Aynı
çağda
Pers ve
Medya'da
hüküm süren Ahameniş İmparatorluğu ile büyük bir mücadeleye
girişmiştir. Tomris Hatun barışçıl ama savunmaya önem veren
bir yapıya önem göstermiş, bunu bir zayıflık olarak gören Pers
İmparatoru Büyük Kiros ise
hiç durmadan Saka topraklarına akın düzenlemiştir. Persler
Saka
topraklarına girdiği vakit yakılmış tarlalardan başka bir şey
bulamıyorlardı. Çünkü Sakalar geri çekiliyor ve savaş için
uygun bir mevzi ve an bekliyorlar, bu olmadığı takdirde de savaşa
girişmiyorlardı. Sakaları kovalamaktan bıkan Büyük Kiros İran'a
geri dönmek zorunda kalıyordu. Bir süre sonra kendisine tabî
olması ve kendisiyle evlenmeyi kabul ettiği takdirde Tomris Hatun
ile uğraşmayacağını vaad etti.
Tomris Hatun bunun bir oyun olduğunu biliyordu ve teklifi reddetti.
Tomris Hatun bunun bir oyun olduğunu biliyordu ve teklifi reddetti.
Buna
kızan Büyük Kiros büyük bir ordu toplayarak tekrar Saka
topraklarına girdi. Bu orduda savaş için eğitilmiş yüzlerce
köpek de vardı. Tomris Hatun artık kaçmanın yarar
sağlamayacağını anlayıp uygun bir alan seçip Büyük Kiros'un
ordusunu beklemeye başlar. İki ordu aralarında birkaç kilometre
kalacak bir biçimde mevzilenir. Güneş battığı için savaşa
tutuşmazlar ancak gece Büyük Kiros bir hile düşünmüş ve iki
ordunun arasında bir çadır kurdurmuştur ve içinde güzel kızlar
ve yiyecekler ve şarap bulunan çadıra ansızın saldırı
düzenleyen Tomris Hatun'un oğlu ve beraberindeki kuvvetler,
içerideki birkaç Pers'i öldürüp eğlenceye dalmışlardır.

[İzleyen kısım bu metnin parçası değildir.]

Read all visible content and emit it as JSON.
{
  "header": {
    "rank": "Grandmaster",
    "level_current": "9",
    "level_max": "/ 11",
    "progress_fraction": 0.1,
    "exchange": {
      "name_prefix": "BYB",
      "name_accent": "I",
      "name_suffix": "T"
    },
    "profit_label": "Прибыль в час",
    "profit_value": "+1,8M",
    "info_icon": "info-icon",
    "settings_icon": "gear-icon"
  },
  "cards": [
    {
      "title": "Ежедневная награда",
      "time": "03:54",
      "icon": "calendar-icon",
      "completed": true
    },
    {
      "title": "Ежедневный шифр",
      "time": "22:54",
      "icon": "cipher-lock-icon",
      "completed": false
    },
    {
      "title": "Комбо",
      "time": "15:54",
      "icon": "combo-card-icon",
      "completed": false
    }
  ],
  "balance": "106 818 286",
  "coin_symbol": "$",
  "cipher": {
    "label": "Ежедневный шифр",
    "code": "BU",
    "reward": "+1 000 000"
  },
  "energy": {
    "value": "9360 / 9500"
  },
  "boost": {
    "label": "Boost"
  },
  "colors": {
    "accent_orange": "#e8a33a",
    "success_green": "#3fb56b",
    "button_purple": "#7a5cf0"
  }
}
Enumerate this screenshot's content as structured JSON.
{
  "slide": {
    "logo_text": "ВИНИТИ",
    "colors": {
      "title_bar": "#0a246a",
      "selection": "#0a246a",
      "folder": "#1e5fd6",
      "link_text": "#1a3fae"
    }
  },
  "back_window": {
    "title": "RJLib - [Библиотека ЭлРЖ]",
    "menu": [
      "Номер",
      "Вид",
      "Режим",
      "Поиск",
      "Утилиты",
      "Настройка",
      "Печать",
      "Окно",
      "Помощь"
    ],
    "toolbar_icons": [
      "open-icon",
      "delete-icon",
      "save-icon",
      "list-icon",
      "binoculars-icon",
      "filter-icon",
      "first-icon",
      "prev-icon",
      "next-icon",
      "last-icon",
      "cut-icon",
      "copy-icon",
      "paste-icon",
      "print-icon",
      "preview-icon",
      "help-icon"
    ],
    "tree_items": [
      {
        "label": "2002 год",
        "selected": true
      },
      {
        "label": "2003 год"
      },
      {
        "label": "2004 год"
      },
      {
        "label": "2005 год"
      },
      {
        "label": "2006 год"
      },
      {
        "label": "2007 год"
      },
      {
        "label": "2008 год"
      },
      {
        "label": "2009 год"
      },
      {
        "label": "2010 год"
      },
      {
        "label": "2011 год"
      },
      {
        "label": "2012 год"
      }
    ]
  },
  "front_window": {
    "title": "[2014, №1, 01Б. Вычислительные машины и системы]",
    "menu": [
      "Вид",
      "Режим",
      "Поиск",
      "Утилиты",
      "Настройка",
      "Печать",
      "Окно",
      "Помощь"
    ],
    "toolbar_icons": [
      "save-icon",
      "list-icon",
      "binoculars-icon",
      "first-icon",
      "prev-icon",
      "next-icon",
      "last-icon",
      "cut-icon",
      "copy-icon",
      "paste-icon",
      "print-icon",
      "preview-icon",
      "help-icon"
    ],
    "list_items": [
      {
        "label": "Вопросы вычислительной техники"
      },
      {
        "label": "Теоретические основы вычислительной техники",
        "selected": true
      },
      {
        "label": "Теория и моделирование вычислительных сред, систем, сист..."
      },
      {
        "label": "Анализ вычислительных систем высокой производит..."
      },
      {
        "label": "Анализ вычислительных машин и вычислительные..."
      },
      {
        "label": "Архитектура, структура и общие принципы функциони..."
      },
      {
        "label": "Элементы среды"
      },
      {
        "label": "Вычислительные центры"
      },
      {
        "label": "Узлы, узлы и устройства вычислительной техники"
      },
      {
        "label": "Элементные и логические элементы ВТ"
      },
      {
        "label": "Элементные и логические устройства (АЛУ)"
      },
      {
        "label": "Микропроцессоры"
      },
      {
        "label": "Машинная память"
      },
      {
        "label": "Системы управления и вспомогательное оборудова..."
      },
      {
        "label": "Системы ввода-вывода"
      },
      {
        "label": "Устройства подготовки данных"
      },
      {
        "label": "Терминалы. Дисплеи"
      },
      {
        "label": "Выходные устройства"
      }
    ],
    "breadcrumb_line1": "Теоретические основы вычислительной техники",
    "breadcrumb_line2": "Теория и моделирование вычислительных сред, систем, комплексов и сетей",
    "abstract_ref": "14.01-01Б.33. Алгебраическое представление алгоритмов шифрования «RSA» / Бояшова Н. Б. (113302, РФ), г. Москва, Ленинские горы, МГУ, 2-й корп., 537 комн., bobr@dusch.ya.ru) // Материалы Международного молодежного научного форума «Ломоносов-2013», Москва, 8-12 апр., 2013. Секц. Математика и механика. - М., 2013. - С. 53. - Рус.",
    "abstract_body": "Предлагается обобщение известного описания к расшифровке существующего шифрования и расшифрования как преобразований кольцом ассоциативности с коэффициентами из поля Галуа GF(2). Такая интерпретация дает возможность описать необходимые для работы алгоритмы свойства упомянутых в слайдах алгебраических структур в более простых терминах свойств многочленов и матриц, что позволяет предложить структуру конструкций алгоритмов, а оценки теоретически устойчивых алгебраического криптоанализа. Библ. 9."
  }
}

Ancak birkaç saat sonra bir baskın düzenleyen Pers kuvvetleri
çadırı basıp Tomris Hatun'un oğlu da olmak üzere içerideki
Sakaları öldürürler. Tomris çok sevdiği oğlunun ölümüne
üzülür. Yemin ederek şöyle söyler: Kana susamış
Kirus! Sen oğlumu mertlikle değil o içtikçe zıvanadan çıktığın
şarapla öldürdün. Ama güneşe yemin ederim ki seni kanla
doyuracağım!
Ertesi
gün yapılan savaşı Sakalar kazanır. Ok atmakta usta olan ve
savaş arabalarını büyük ustalıkla kullanan Sakalar, savaş
köpeklerine rağmen Persleri bozguna uğratır. Ölenler arasında
Pers kralı Büyük Kiros da vardır.
Tomris
Hatun sözünde durur ve Büyük Kiros'un kesik başını kan dolu
bir tulumun içine atar. Tomris Hatun, Büyük Kiros'un kafasını
kan dolu bir fıçıya atarak "Hayatında kan içmeye
doymamıştın, şimdi seni, kanla doyuruyorum!" der.